Paris (Lampost.co)– Pendiri dan CEO Telegram, Pavel Durov, kembali menjadi sorotan publik dunia. Setelah sempat ditahan di Prancis atas dugaan memfasilitasi kejahatan terorganisir lewat platform Telegram. Kini Durov telah dibebaskan dan kembali ke markas besar Telegram di Dubai.
Namun, kontroversi belum usai. Selain mengumumkan pencapaian besar Telegram yang kini menembus 1 miliar pengguna aktif.
Durov juga secara terbuka menyerang aturan kontroversial Prancis terkait enkripsi pesan digital. Bahkan ia melontarkan kritik pedas terhadap WhatsApp, menyebutnya sebagai “imitasi murah” Telegram yang sudah tak relevan.
Baca juga: Fitur Baru WhatsApp Panggilan Interaktif dengan Meta AI
Telegram Tembus 1 Miliar Pengguna, WhatsApp Disindir Pedas
Dalam postingan terbarunya di kanal Telegram pribadi, Durov menyampaikan bahwa aplikasi pesan instan yang ia dirikan kini menjadi platform terbesar kedua di dunia setelah WhatsApp. Telegram naik dari 950 juta pengguna aktif bulanan pada Juli 2024 menjadi 1 miliar pada April 2025.
“Di depan kami berdiri WhatsApp. Imitasi Telegram yang murah dan sudah tidak relevan lagi,” tulis Durov, menyindir Meta, pemilik WhatsApp.
RUU Anti-Enkripsi Prancis Picu Reaksi Keras Durov
Tak hanya soal pencapaian, Durov juga mengeluarkan peringatan keras terhadap RUU di Prancis yang berusaha melarang enkripsi end-to-end dalam aplikasi perpesanan, termasuk Telegram.
Menurutnya, kebijakan tersebut tidak hanya mengancam privasi pengguna. Tetapi juga membuka pintu bagi kejahatan siber dan penyalahgunaan data.

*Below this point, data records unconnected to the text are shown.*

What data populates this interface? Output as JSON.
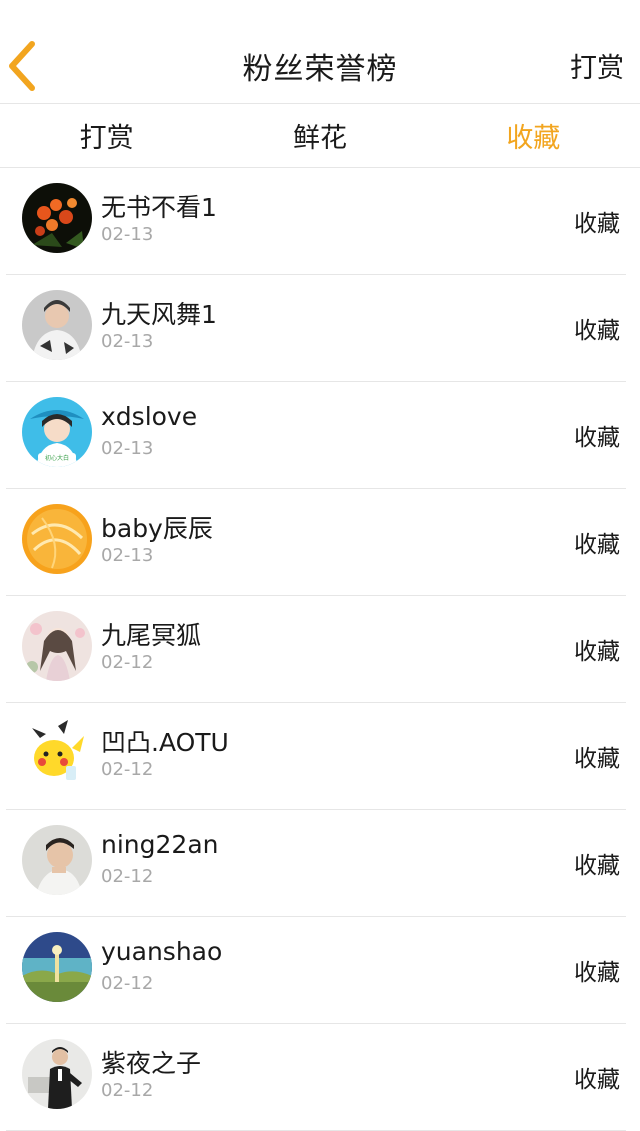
{
  "header": {
    "title": "粉丝荣誉榜",
    "right_action": "打赏",
    "back_icon": "chevron-left-icon",
    "back_color": "#f2a51f"
  },
  "tabs": [
    {
      "label": "打赏",
      "active": false
    },
    {
      "label": "鲜花",
      "active": false
    },
    {
      "label": "收藏",
      "active": true
    }
  ],
  "accent_color": "#f2a51f",
  "list": [
    {
      "name": "无书不看1",
      "date": "02-13",
      "action": "收藏",
      "avatar": "flower-avatar"
    },
    {
      "name": "九天风舞1",
      "date": "02-13",
      "action": "收藏",
      "avatar": "person-avatar"
    },
    {
      "name": "xdslove",
      "date": "02-13",
      "action": "收藏",
      "avatar": "girl-avatar"
    },
    {
      "name": "baby辰辰",
      "date": "02-13",
      "action": "收藏",
      "avatar": "orange-avatar"
    },
    {
      "name": "九尾冥狐",
      "date": "02-12",
      "action": "收藏",
      "avatar": "anime-girl-avatar"
    },
    {
      "name": "凹凸.AOTU",
      "date": "02-12",
      "action": "收藏",
      "avatar": "pikachu-avatar"
    },
    {
      "name": "ning22an",
      "date": "02-12",
      "action": "收藏",
      "avatar": "boy-avatar"
    },
    {
      "name": "yuanshao",
      "date": "02-12",
      "action": "收藏",
      "avatar": "landscape-avatar"
    },
    {
      "name": "紫夜之子",
      "date": "02-12",
      "action": "收藏",
      "avatar": "man-in-suit-avatar"
    }
  ]
}
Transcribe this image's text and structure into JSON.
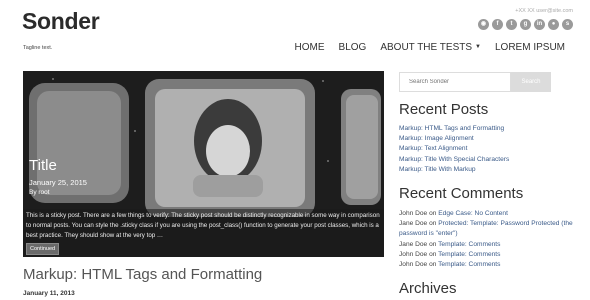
{
  "site": {
    "title": "Sonder",
    "tagline": "Tagline text."
  },
  "header": {
    "contact": "+XX XX user@site.com",
    "social_icons": [
      "github-icon",
      "facebook-icon",
      "twitter-icon",
      "google-plus-icon",
      "linkedin-icon",
      "flickr-icon",
      "skype-icon"
    ]
  },
  "nav": {
    "items": [
      "HOME",
      "BLOG",
      "ABOUT THE TESTS",
      "LOREM IPSUM"
    ]
  },
  "hero": {
    "title": "Title",
    "date": "January 25, 2015",
    "byline": "By root",
    "excerpt": "This is a sticky post. There are a few things to verify: The sticky post should be distinctly recognizable in some way in comparison to normal posts. You can style the .sticky class if you are using the post_class() function to generate your post classes, which is a best practice. They should show at the very top …",
    "button": "Continued"
  },
  "post": {
    "title": "Markup: HTML Tags and Formatting",
    "date": "January 11, 2013"
  },
  "sidebar": {
    "search_placeholder": "Search Sonder",
    "search_button": "Search",
    "recent_posts_title": "Recent Posts",
    "recent_posts": [
      "Markup: HTML Tags and Formatting",
      "Markup: Image Alignment",
      "Markup: Text Alignment",
      "Markup: Title With Special Characters",
      "Markup: Title With Markup"
    ],
    "recent_comments_title": "Recent Comments",
    "recent_comments": [
      {
        "author": "John Doe",
        "on": "on",
        "post": "Edge Case: No Content"
      },
      {
        "author": "Jane Doe",
        "on": "on",
        "post": "Protected: Template: Password Protected (the password is \"enter\")"
      },
      {
        "author": "Jane Doe",
        "on": "on",
        "post": "Template: Comments"
      },
      {
        "author": "John Doe",
        "on": "on",
        "post": "Template: Comments"
      },
      {
        "author": "John Doe",
        "on": "on",
        "post": "Template: Comments"
      }
    ],
    "archives_title": "Archives"
  },
  "colors": {
    "link": "#3a5a88",
    "nav_text": "#333333",
    "hero_overlay": "#191919",
    "search_button": "#dcdcdc"
  }
}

“Anggota Majelis Nasional bertindak bijaksana dengan menolak UU yang akan menjadikan Prancis negara pertama di dunia yang merampas hak privasi teknologi warganya,” tulis Durov, mengapresiasi penolakan RUU oleh parlemen Prancis.
Bahaya Backdoor: Dari Polisi hingga Peretas
Durov menegaskan bahwa membuat “backdoor” (akses pintu belakang) dalam sistem enkripsi bukan solusi aman. Sekali celah itu dibuka, katanya, tidak ada jaminan hanya aparat hukum yang bisa mengakses. Celah itu bisa dimanfaatkan oleh agen asing, hacker profesional, hingga organisasi kriminal digital
“Begitu kerentanan itu ada, ia jadi target semua pihak bermusuhan. Pesan pribadi warga negara yang taat hukum pun bisa disusupi,” jelasnya.
Telegram, tegas Durov, tidak akan tunduk pada kebijakan yang mengancam enkripsi dan privasi pengguna. Bila mendapat paksaan untuk membuka enkripsi, Telegram lebih memilih hengkang dari negara tersebut.
“Telegram lebih baik meninggalkan suatu negara daripada harus melemahkan enkripsi atau mengorbankan privasi pengguna,” tegasnya.
Rekam Jejak Telegram dan Privasi
Selama 12 tahun eksistensinya, Telegram mengklaim belum pernah mengungkap satu pun pesan pribadi pengguna. Bahkan saat menghadapi perintah pengadilan, Telegram hanya menyerahkan alamat IP, nomor telepon tersangka tanpa pernah membuka isi percakapan pengguna.
Menanggapi alasan RUU ini di buat untuk memberantas perdagangan narkoba dan kejahatan terorganisir, Durov menyebut argumen tersebut sebagai keliru dan berbahaya.
“Melemahkan aplikasi besar seperti Telegram takkan menghentikan kejahatan. Penjahat cukup berpindah ke aplikasi lain, yang bahkan lebih sulit dilacak berkat VPN,” sindirnya.